Essay: Beyond the global queer
Is there such a thing as the queer person, universal and uniform? The internet would have us believe there is. In 2025 memes and TikTok videos about non-binary baristas were going viral. Internet users were confessing that the best coffee is made by a person with blue hair, piercings and an androgynous look: all signifiers of queerness they conveyed.
‘Queer’ refers to lesbian, gay, bisexual, trans, non-binary, asexual and other people who do not adhere to heteronormative standards. The umbrella term became widely adopted by LGBT communities on Turtle Island (the USA and Canada) from the 1980s onwards.
The term includes both sexual and gender identities and thereby is often considered more inclusive than the acronym LGBT, because it hints at fluidity rather than fixed categories. By now, the term has spread outside its original context and is used all over the world, with local adaptations popping up everywhere. In this way, kweer in Turkish and کوئیر in Arabic and Farsi, were incorporated into local vocabularies to name queer life in the SWANA region (South-West Asia and North-Africa).
As social, political and sexual landscapes change, and our understanding of queer histories expand, language shifts too: terminology is introduced, reworked and adapted to contemporary contexts. However, what appears to be a natural evolution or trend, is yet another export of the US Empire.
The American invasions and military interventions in the SWANA region and elsewhere, supported by European allies, are synonymous with the limitless dissemination of Western culture. Imperialism is not only about destroying existing lands and cultures, but about importing Western products, habits and ideas to create new neoliberal markets for profit and control (Naomi Klein, 2007).
Similarly to colonial bureaucrats, techniques of rule, representation, sexual regulation, and morality are all cogs in the imperial machine. Loyal to the mission civilisatrice, the Western Empire has exported its discourse on how ‘deviant’ sexualities should be named and experienced, for recognizability and as a tool for domination.
The internet intensifies the creation of a monoculture even further.
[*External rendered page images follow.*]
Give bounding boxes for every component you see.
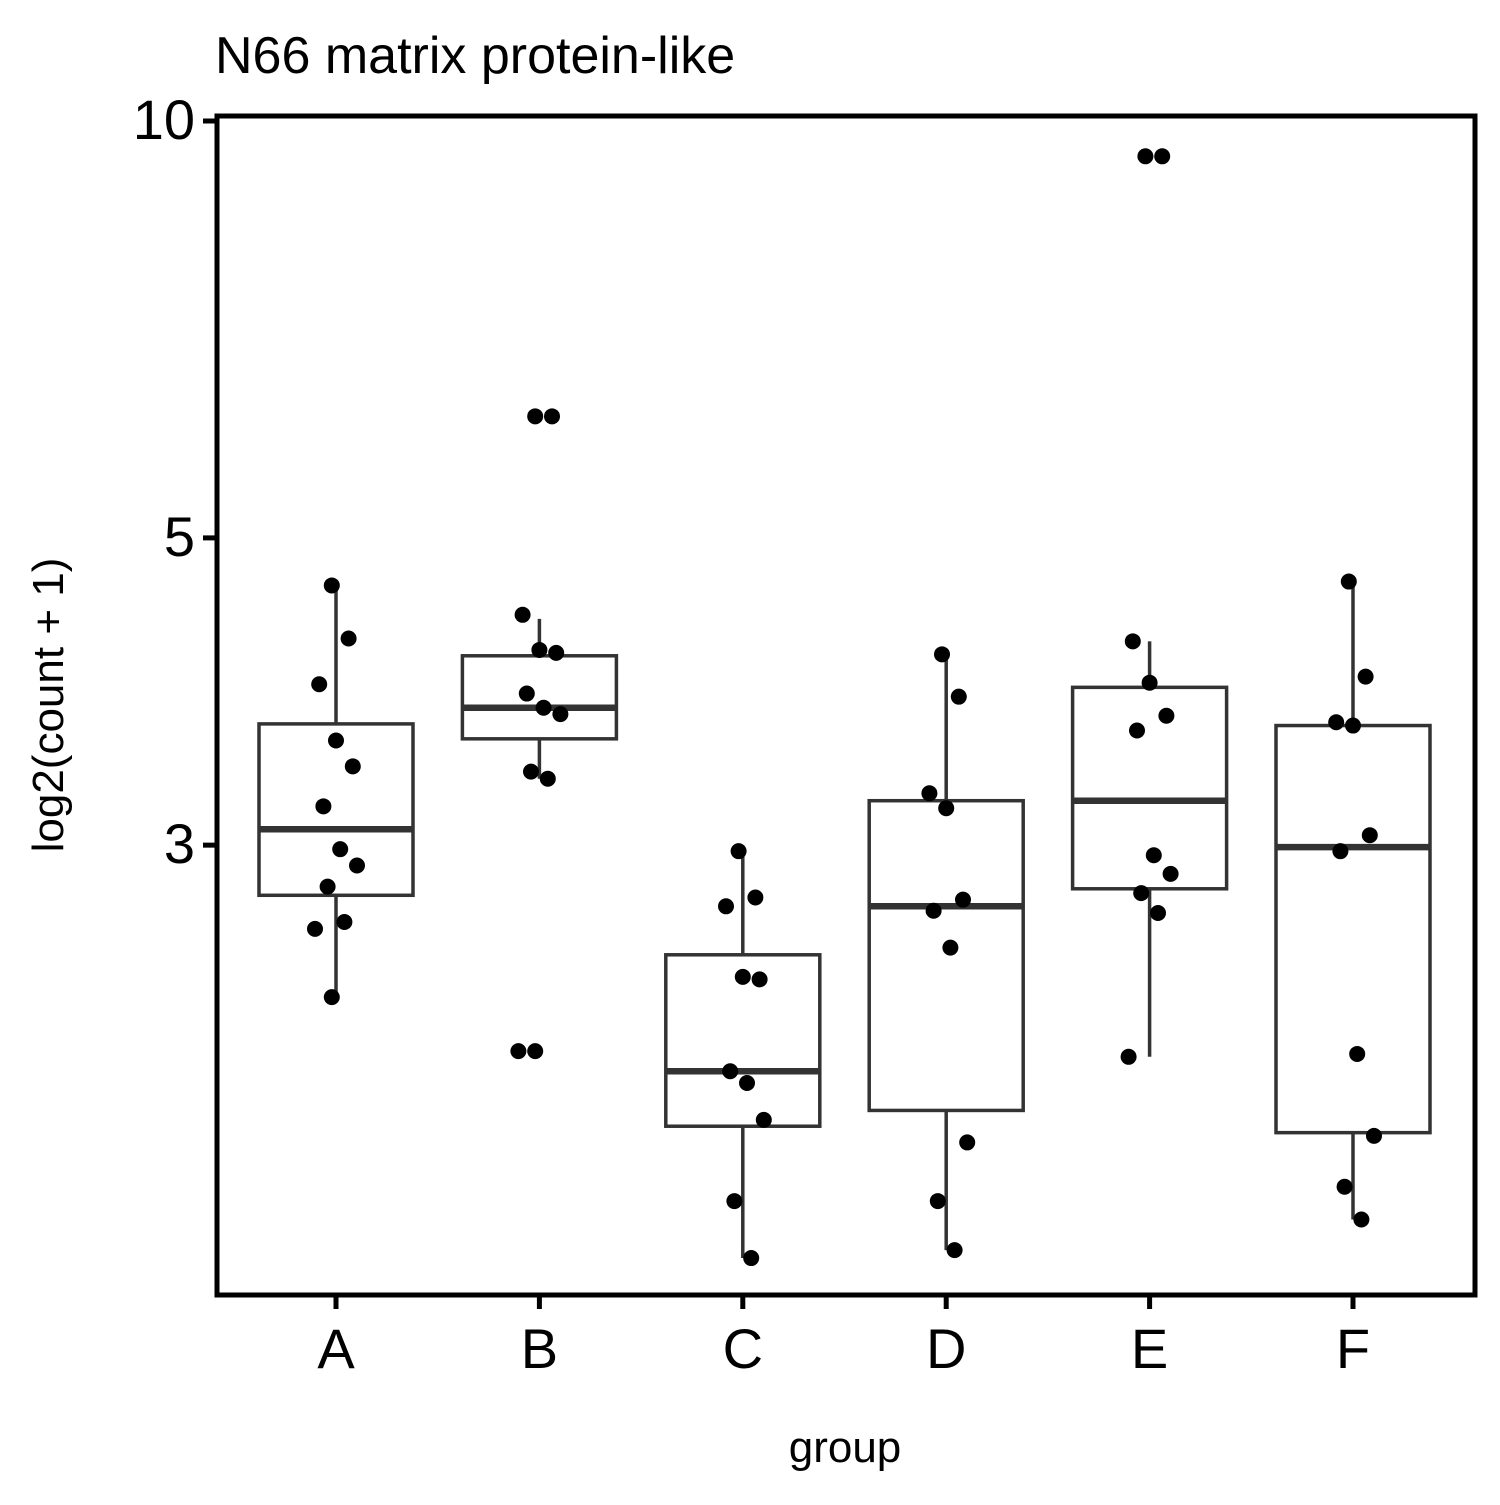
x-tick-label: C <box>723 1317 763 1380</box>
data-point <box>959 1134 976 1151</box>
data-point <box>1141 674 1158 691</box>
box-group-C <box>664 851 822 1259</box>
data-point <box>722 1063 739 1080</box>
y-tick-label: 10 <box>133 88 195 151</box>
data-point <box>523 763 539 780</box>
data-point <box>311 676 328 693</box>
data-point <box>1145 847 1162 864</box>
data-point <box>332 841 349 858</box>
data-point <box>1162 865 1179 882</box>
box-group-D <box>867 654 1025 1251</box>
data-point <box>938 800 955 817</box>
data-point <box>510 1043 527 1060</box>
data-point <box>942 939 959 956</box>
data-point <box>1345 717 1361 734</box>
data-point <box>1154 148 1171 165</box>
data-point <box>1357 668 1374 685</box>
data-point <box>730 843 747 860</box>
data-point <box>340 630 357 647</box>
box-group-F <box>1274 581 1432 1220</box>
data-point <box>921 785 938 802</box>
data-point <box>518 685 535 702</box>
y-axis-label: log2(count + 1) <box>24 558 73 853</box>
data-point <box>527 1043 544 1060</box>
data-point <box>934 646 950 663</box>
x-axis-label: group <box>789 1423 902 1472</box>
y-tick-label: 3 <box>164 812 195 875</box>
data-point <box>1336 1178 1353 1195</box>
data-point <box>336 914 353 931</box>
box <box>867 798 1025 1113</box>
data-point <box>718 898 734 915</box>
data-point <box>1332 843 1349 860</box>
data-point <box>531 641 548 658</box>
x-tick-label: E <box>1131 1317 1168 1380</box>
data-point <box>527 408 544 425</box>
data-point <box>734 968 751 985</box>
chart-title: N66 matrix protein-like <box>215 27 735 85</box>
data-point <box>1129 722 1145 739</box>
data-point <box>1120 1048 1137 1065</box>
x-tick-label: F <box>1336 1317 1370 1380</box>
data-point <box>323 989 340 1006</box>
data-point <box>1133 885 1150 902</box>
data-point <box>1340 573 1357 590</box>
axes: 3 5 10 A B C D E F <box>133 88 1478 1380</box>
data-point <box>344 758 361 775</box>
data-point <box>955 891 971 908</box>
data-point <box>544 408 560 425</box>
data-point <box>535 699 552 716</box>
data-point <box>950 688 967 705</box>
data-point <box>1137 148 1154 165</box>
panel-border <box>214 113 1478 1298</box>
data-point <box>319 878 336 895</box>
data-point <box>539 770 556 787</box>
data-point <box>1366 1127 1382 1144</box>
x-tick-label: B <box>521 1317 558 1380</box>
data-point <box>315 798 332 815</box>
data-point <box>548 644 565 661</box>
box-group-A <box>257 590 415 998</box>
data-point <box>755 1111 772 1128</box>
x-tick-label: D <box>926 1317 966 1380</box>
data-point <box>751 971 768 988</box>
data-point <box>349 857 365 874</box>
box <box>460 654 619 741</box>
data-point <box>1158 707 1175 724</box>
box <box>1274 723 1432 1135</box>
data-point <box>552 706 569 723</box>
data-point <box>1150 904 1166 921</box>
data-point <box>1361 827 1378 844</box>
data-point <box>925 902 942 919</box>
data-point <box>328 732 344 749</box>
data-point <box>307 920 323 937</box>
data-point <box>323 577 340 594</box>
data-point <box>929 1193 946 1210</box>
y-tick-label: 5 <box>164 505 195 568</box>
data-point <box>514 606 531 623</box>
data-point <box>743 1250 760 1267</box>
plot-area <box>257 148 1432 1267</box>
data-point <box>726 1193 743 1210</box>
data-point <box>1349 1045 1366 1062</box>
data-point <box>1124 633 1141 650</box>
data-point <box>739 1075 755 1092</box>
box <box>257 722 415 898</box>
x-tick-label: A <box>317 1317 355 1380</box>
data-point <box>1328 714 1345 731</box>
data-point <box>946 1242 963 1259</box>
data-point <box>747 889 764 906</box>
data-point <box>1353 1211 1370 1228</box>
Although the internet has given many queer people access to communities and resources that previous generations could only dream of, its centralization of the past decade poses a great danger. Three American social media apps monopolize our attention spans and algorithms feed us culture rather than us seeking it out. Our frames of reference have narrowed down and became strongly mainstream with an intensity that traditional media could never achieve. While queerness aims to make space for fluid identities, in the online imaginary it has become a caricature: the non-binary, blue-haired barista, flattened out for recognizability and likes.
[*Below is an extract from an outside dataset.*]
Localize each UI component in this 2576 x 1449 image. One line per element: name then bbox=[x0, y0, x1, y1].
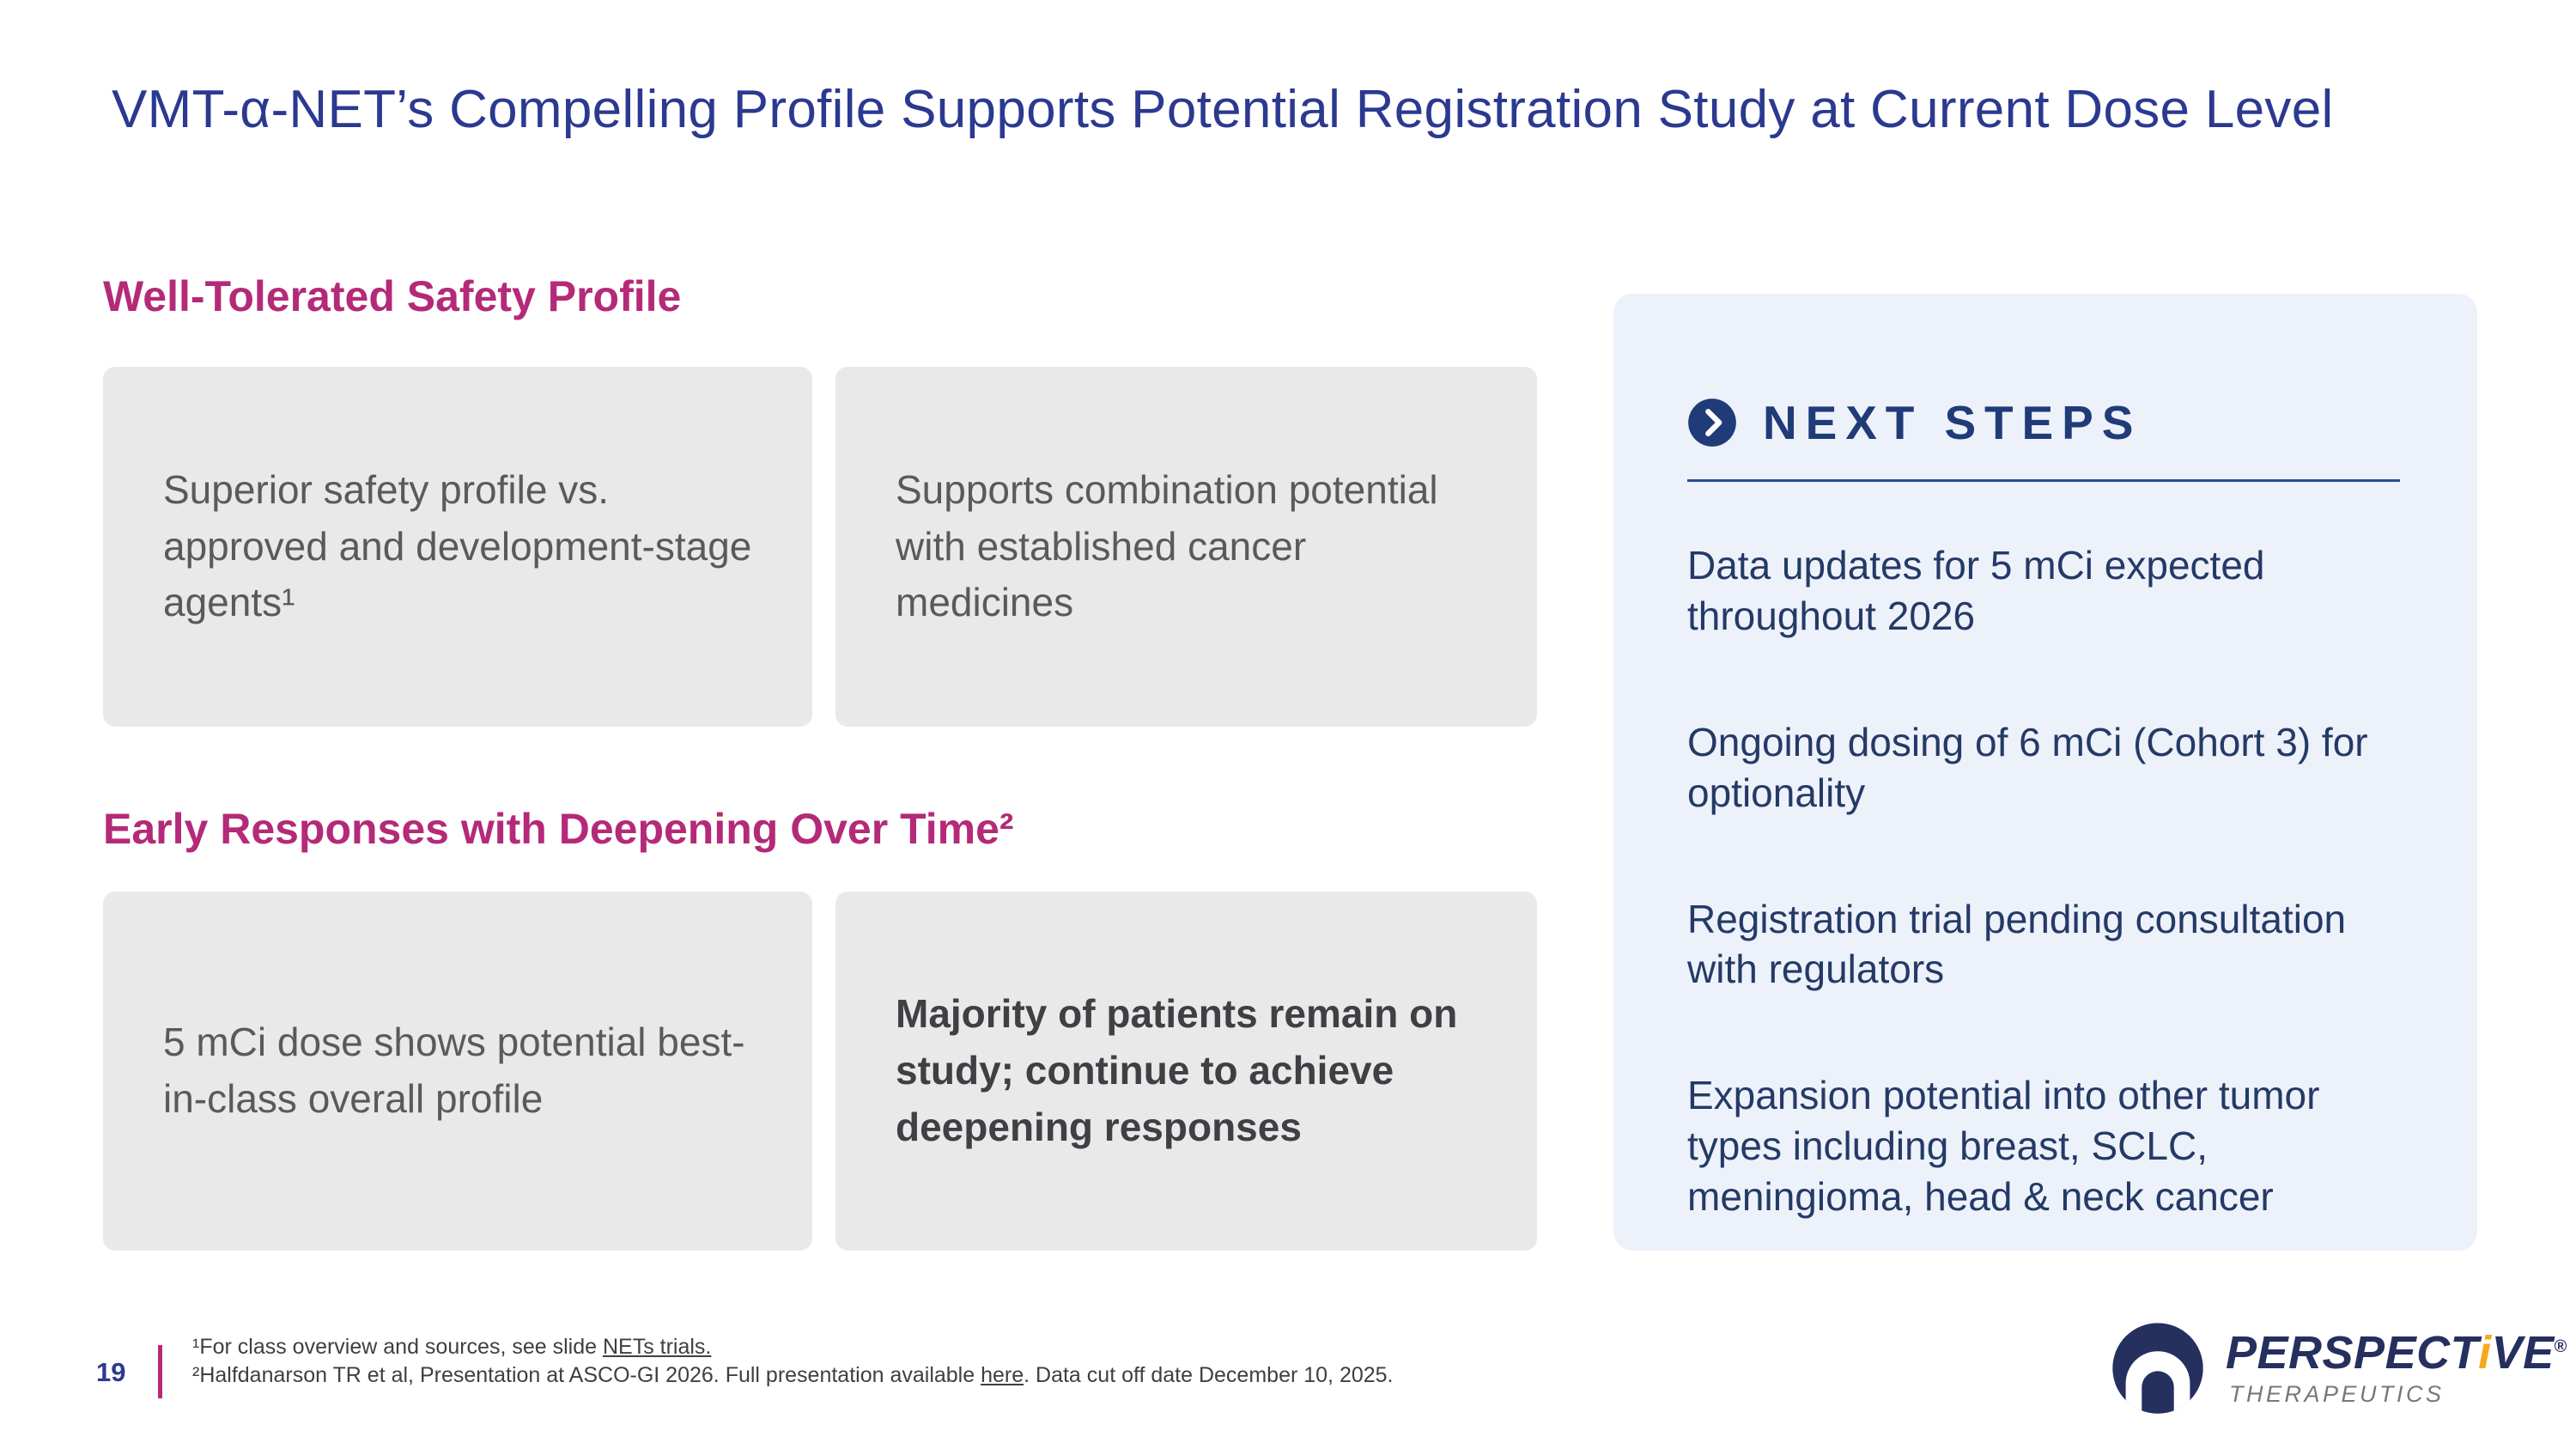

In their text “Queer theory and permanent war” (2016), academics Jasbir Puar and Maya Mikdashi challenge the apparently ‘self-evident’ idea that queerness is Western: “What must the queer body do, or be, to be recognized as such, and by whom? Do we want this recognition, and if so, how and for what purposes?”. Perhaps we should not only question the vocabulary, but also the way queer sexuality is recognized, catalogued or theorized.
In The Queer Arab Glossary (2024), editor Marwan Kaabour states: “[...] The way queerness has been shaped over time, and the way it exists within different regions around the world, has historically taken many different routes that sometimes diverge. There is wealth in that divergence that must be looked at.”
Gender and sexual identities are far more diverse and complex than hair color, clothing styles, or symbols like rainbow flags. Queerness may not be the blue-haired barista, the polyamorous urban dweller or the techno lover breaking their fast at Berghain.
So then, what can the SWANA region teach us about queerness? That it goes far beyond ‘just’ same-sex love or transitioning. Queerness is practiced and felt, lived and mourned, alongside resistance to occupation, military oppression, check points, borders, and destruction of land. That it is inevitably shaped by Empire, but simultaneously – due to its fluidity, which is less easily disciplined by power – carries within it some of the (survival) tactics to reject that same Empire. Queer people do not look the same everywhere. We are just all consuming the same content.
Sources
- Puar, J. and Mikdashi, M. (2016). ‘Queer theory and permanent war’, GLQ: A Journal of Lesbian and Gay Studies, 22(2), pp. 215-222
- Klein, N. (2007). The shock doctrine. London: Penguin books.
- Kaabour, M. (ed.) (2024). The queer Arab glossary. London: Saqi books.